Three distinct habitats were identified. Among the eight machine learning algorithms, the multilayer perceptron (MLP) model demonstrated superior performance in handling non-linearity, achieving a higher area under the curve (AUC) of 0.836 [95% confidence interval (CI): 0.628-1.000] in the testing cohort. The combined model (AUC =0.836, 95% CI: 0.628-1.000) exhibited a higher AUC than the clinical model but a similar AUC to the rad_habitat model in the testing set. Delong test revealed a significant difference in the AUC values between the clinical model and the combined model and between the clinical model and rad_habitat model in the training cohort (P=0.002 and P=0.007, respectively), while the AUC values of the other models were not statistically different. Cox regression analysis identified the rad_habitat_score as the only independent predictor of PFS (P<0.001) for patients with high-risk ALK+ lung cancer.
The habitat-radiomics approach, utilizing three regional habitats, shows promise for accurately and interpretably identifying disease progression in ALK+ lung cancer. The rad_habitat_score, when combined with clinical features, demonstrated improved predictive accuracy for prognostic stratification compared with the clinical model alone.
与致癌驱动基因突变或融合相关的肺癌,如间变性淋巴瘤激酶(ALK),可从具有代表性的临床一线治疗中获益。ALK阳性(ALK+)患者的中位生存期比ALK阴性患者更长。本研究旨在基于计算机断层扫描(CT)肺部图像的栖息地分析开发一种机器学习模型,以预测疾病进展,并探讨其对ALK+肺癌患者无进展生存期(PFS)的预后价值。
2016年4月至2022年8月期间,南京医科大学第一附属医院的79例ALK阳性肺癌且TNM分期为晚期(III-IV期)的患者被分为训练组(n = 63)和测试组(n = 16)。使用基于栖息地的聚类分析方法从CT图像中提取放射组学特征。随后,比较了八种机器学习算法的性能,以构建栖息地-放射组学(rad_habitat)模型,得出rad_habitat_score。通过回归分析,我们开发了一个临床模型和一个将临床变量与rad_habitat_score相结合的联合模型。随后,对这些模型的性能进行了评估。对临床变量和rad_habitat_score进行单因素和多因素Cox回归分析。

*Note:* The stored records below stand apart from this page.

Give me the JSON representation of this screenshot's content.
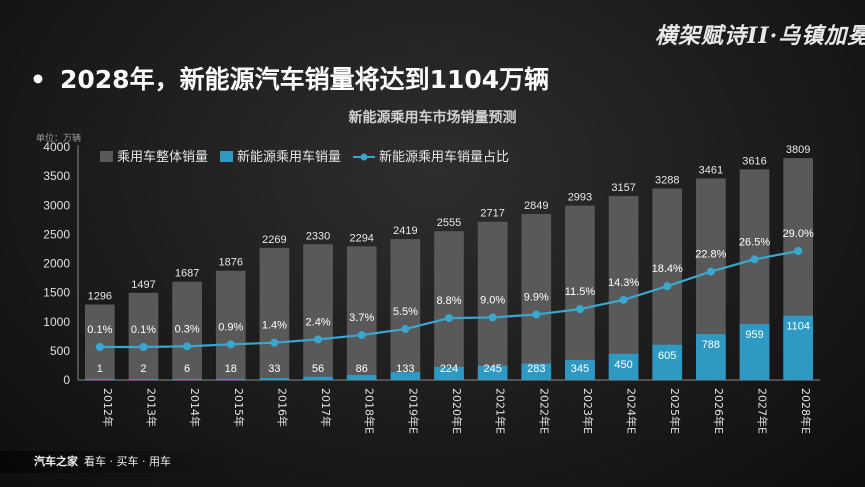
{
  "header": {
    "bullet": "•",
    "headline": "2028年，新能源汽车销量将达到1104万辆",
    "logo_text": "横架赋诗II·乌镇加冕"
  },
  "footer": {
    "brand": "汽车之家",
    "slogan": "看车 · 买车 · 用车"
  },
  "chart_data": {
    "type": "bar",
    "title": "新能源乘用车市场销量预测",
    "unit_label": "单位：万辆",
    "categories": [
      "2012年",
      "2013年",
      "2014年",
      "2015年",
      "2016年",
      "2017年",
      "2018年E",
      "2019年E",
      "2020年E",
      "2021年E",
      "2022年E",
      "2023年E",
      "2024年E",
      "2025年E",
      "2026年E",
      "2027年E",
      "2028年E"
    ],
    "series": [
      {
        "name": "乘用车整体销量",
        "type": "bar",
        "color": "#595959",
        "values": [
          1296,
          1497,
          1687,
          1876,
          2269,
          2330,
          2294,
          2419,
          2555,
          2717,
          2849,
          2993,
          3157,
          3288,
          3461,
          3616,
          3809
        ]
      },
      {
        "name": "新能源乘用车销量",
        "type": "bar",
        "color": "#2e9ac4",
        "values": [
          1,
          2,
          6,
          18,
          33,
          56,
          86,
          133,
          224,
          245,
          283,
          345,
          450,
          605,
          788,
          959,
          1104
        ]
      },
      {
        "name": "新能源乘用车销量占比",
        "type": "line",
        "color": "#3aa7d1",
        "values": [
          0.1,
          0.1,
          0.3,
          0.9,
          1.4,
          2.4,
          3.7,
          5.5,
          8.8,
          9.0,
          9.9,
          11.5,
          14.3,
          18.4,
          22.8,
          26.5,
          29.0
        ],
        "labels": [
          "0.1%",
          "0.1%",
          "0.3%",
          "0.9%",
          "1.4%",
          "2.4%",
          "3.7%",
          "5.5%",
          "8.8%",
          "9.0%",
          "9.9%",
          "11.5%",
          "14.3%",
          "18.4%",
          "22.8%",
          "26.5%",
          "29.0%"
        ]
      }
    ],
    "y_ticks": [
      0,
      500,
      1000,
      1500,
      2000,
      2500,
      3000,
      3500,
      4000
    ],
    "ylim": [
      0,
      4000
    ],
    "grid": false,
    "legend_position": "top-left"
  }
}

识别出三个不同的栖息地。在八种机器学习算法中,多层感知器(MLP)模型在处理非线性方面表现出卓越性能,在测试组中实现了更高的曲线下面积(AUC),为0.836 [95%置信区间(CI):0.628 - 1.000]。联合模型(AUC = 0.836,95% CI:0.628 - 1.000)在测试集中的AUC高于临床模型,但与rad_habitat模型的AUC相似。德龙检验显示,在训练组中,临床模型与联合模型之间以及临床模型与rad_habitat模型之间的AUC值存在显著差异(分别为P = 0.002和P = 0.007),而其他模型的AUC值无统计学差异。Cox回归分析确定rad_habitat_score是高危ALK+肺癌患者PFS的唯一独立预测因子(P < 0.001)。
利用三个区域栖息地特征的栖息地-放射组学方法,有望准确且可解释地识别ALK+肺癌的疾病进展。与单独的临床模型相比,rad_habitat_score与临床特征相结合时,在预后分层方面显示出更高的预测准确性。